You can write your own memory allocation procedures that allocate aligned data on the heap. You can specify your own alignment size (not only 16 bytes, but also 32 bytes, 64 bytes, etc.):
procedure GetMemAligned(const bits: Integer; const src: Pointer; const SrcSize: Integer; out DstAligned, DstUnaligned: Pointer; out DstSize: Integer); var Bytes: NativeInt; i: NativeInt; begin if src <> nil then begin i := NativeInt(src); i := i shr bits; i := i shl bits; if i = NativeInt(src) then begin // the source is already aligned, nothing to do DstAligned := src; DstUnaligned := src; DstSize := SrcSize; Exit; end; end; Bytes := 1 shl bits; DstSize := SrcSize + Bytes; GetMem(DstUnaligned, DstSize); FillChar(DstUnaligned^, DstSize, 0); i := NativeInt(DstUnaligned) + Bytes; i := i shr bits; i := i shl bits; DstAligned := Pointer(i); if src <> nil then Move(src^, DstAligned^, SrcSize); end; procedure FreeMemAligned(const src: Pointer; var DstUnaligned: Pointer; var DstSize: Integer); begin if src <> DstUnaligned then begin if DstUnaligned <> nil then FreeMem(DstUnaligned, DstSize); end; DstUnaligned := nil; DstSize := 0; end;
Then use pointers and procedures as the third argument to return the result.
You can also use functions, but this is not so obvious.

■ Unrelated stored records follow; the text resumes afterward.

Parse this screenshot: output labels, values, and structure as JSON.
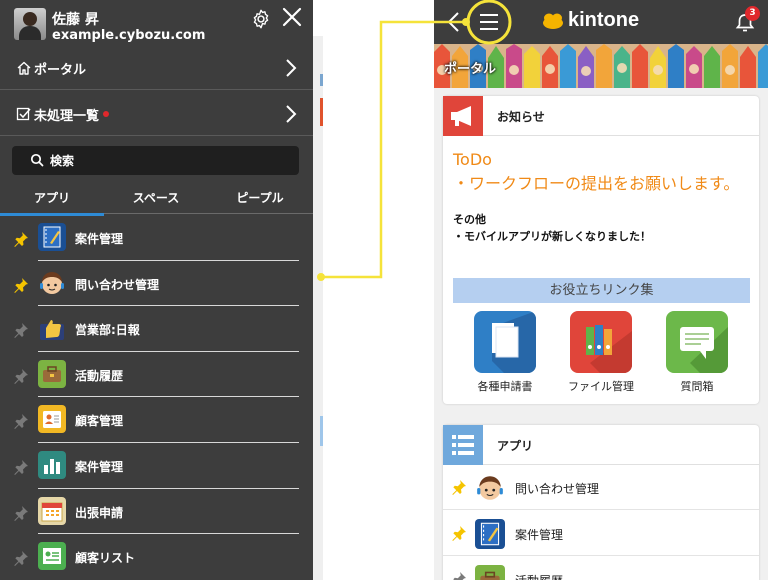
{
  "drawer": {
    "user_name": "佐藤 昇",
    "user_domain": "example.cybozu.com",
    "nav": [
      {
        "label": "ポータル",
        "icon": "home-icon",
        "unread": false
      },
      {
        "label": "未処理一覧",
        "icon": "checkbox-icon",
        "unread": true
      }
    ],
    "search_label": "検索",
    "tabs": [
      {
        "label": "アプリ",
        "active": true
      },
      {
        "label": "スペース",
        "active": false
      },
      {
        "label": "ピープル",
        "active": false
      }
    ],
    "apps": [
      {
        "name": "案件管理",
        "pinned": true,
        "icon": "notebook-icon"
      },
      {
        "name": "問い合わせ管理",
        "pinned": true,
        "icon": "support-person-icon"
      },
      {
        "name": "営業部:日報",
        "pinned": false,
        "icon": "thumbs-up-icon"
      },
      {
        "name": "活動履歴",
        "pinned": false,
        "icon": "briefcase-icon"
      },
      {
        "name": "顧客管理",
        "pinned": false,
        "icon": "contact-card-icon"
      },
      {
        "name": "案件管理",
        "pinned": false,
        "icon": "bar-chart-icon"
      },
      {
        "name": "出張申請",
        "pinned": false,
        "icon": "calendar-icon"
      },
      {
        "name": "顧客リスト",
        "pinned": false,
        "icon": "address-list-icon"
      }
    ]
  },
  "phone": {
    "brand": "kintone",
    "notification_count": "3",
    "portal_title": "ポータル",
    "notice": {
      "title": "お知らせ",
      "todo_lines": [
        "ToDo",
        "・ワークフローの提出をお願いします。"
      ],
      "other_lines": [
        "その他",
        "・モバイルアプリが新しくなりました！"
      ],
      "links_header": "お役立ちリンク集",
      "links": [
        {
          "label": "各種申請書",
          "icon": "document-icon",
          "color": "#2f7fc6"
        },
        {
          "label": "ファイル管理",
          "icon": "binders-icon",
          "color": "#e0453a"
        },
        {
          "label": "質問箱",
          "icon": "speech-bubble-icon",
          "color": "#6cb84a"
        }
      ]
    },
    "apps_card": {
      "title": "アプリ",
      "items": [
        {
          "name": "問い合わせ管理",
          "pinned": true
        },
        {
          "name": "案件管理",
          "pinned": true
        },
        {
          "name": "活動履歴",
          "pinned": true
        }
      ]
    }
  },
  "colors": {
    "drawer_bg": "#3d3d3d",
    "accent_blue": "#2e8bd6",
    "todo_orange": "#f08a17",
    "callout_yellow": "#f5e33a",
    "pin_yellow": "#f5c400"
  }
}
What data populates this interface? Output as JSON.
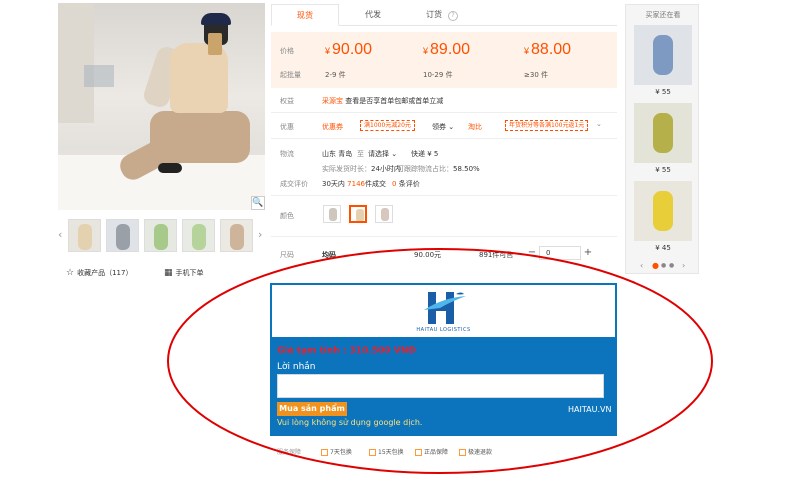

type PVector^ = TVector; TVector = packed array [1..4] of Single;
Then distribute these objects like this:
const SizeAligned = SizeOf(TVector); var DataUnaligned, DataAligned: Pointer; SizeUnaligned: Integer; V1: PVector; begin GetMemAligned(4 {align by 4 bits, ie by 16 bytes}, nil, SizeAligned, DataAligned, DataUnaligned, SizeUnaligned); V1 := DataAligned; // now you can work with your vector via V1^ - it is aligned by 16 bytes and stays in the heap FreeMemAligned(nil, DataUnaligned, SizeUnaligned); end;
As you already noted, we passed nil to GetMemAligned and FreeMemAligned - this parameter is necessary when we want to align existing data, for example. which we received as an argument to the function, for example.
Just use direct register names, not parameter names in build procedures. You will not get involved with this when using the call registration pipeline, otherwise you risk changing the registers without knowing that the parameter names used are just aliases for the registers.
In Win64 with Microsoft's call convention, the first parameter is always passed as RCX, the second is RDX, the third is R8, the fourth is R9, and the rest is on the stack. The function returns the result in RAX. But if the function returns the result of the structure ("record"), it does not return in RAX, but in an implicit argument to the address. The following registers can be changed by your function after a call: RAX, RCX, RDX, R8, R9, R10, R11. The rest must be saved. See https://msdn.microsoft.com/en-us/library/ms235286.aspx for more details.
In Win32, with the Delphi register registration agreement, the call passes the first parameter in EAX, the second in EDX, the third in ECX and rests on the stack
The following table shows the differences:
64 32 --- --- 1) rcx eax 2) rdx edx 3) r8 ecx 4) r9 stack
So your function will look like this (32-bit):
procedure add4(const a, b: TVector; out Result: TVector); register; assembler; asm movaps xmm0, [eax] movaps xmm1, [edx] addps xmm0, xmm1 movaps [ecx], xmm0 end;
Under 64-bit;
procedure add4(const a, b: TVector; out Result: TVector); register; assembler; asm movaps xmm0, [rcx] movaps xmm1, [rdx] addps xmm0, xmm1 movaps [r8], xmm0 end;
By the way, according to Microsoft, the floating point arguments in the agreement on 64-bit calls are passed directly to the XMM registers: first in XMM0, the second in XMM1, the third in XMM2 and the fourth in XMM3, and the rest on the stack, so you can pass them by value, not by reference.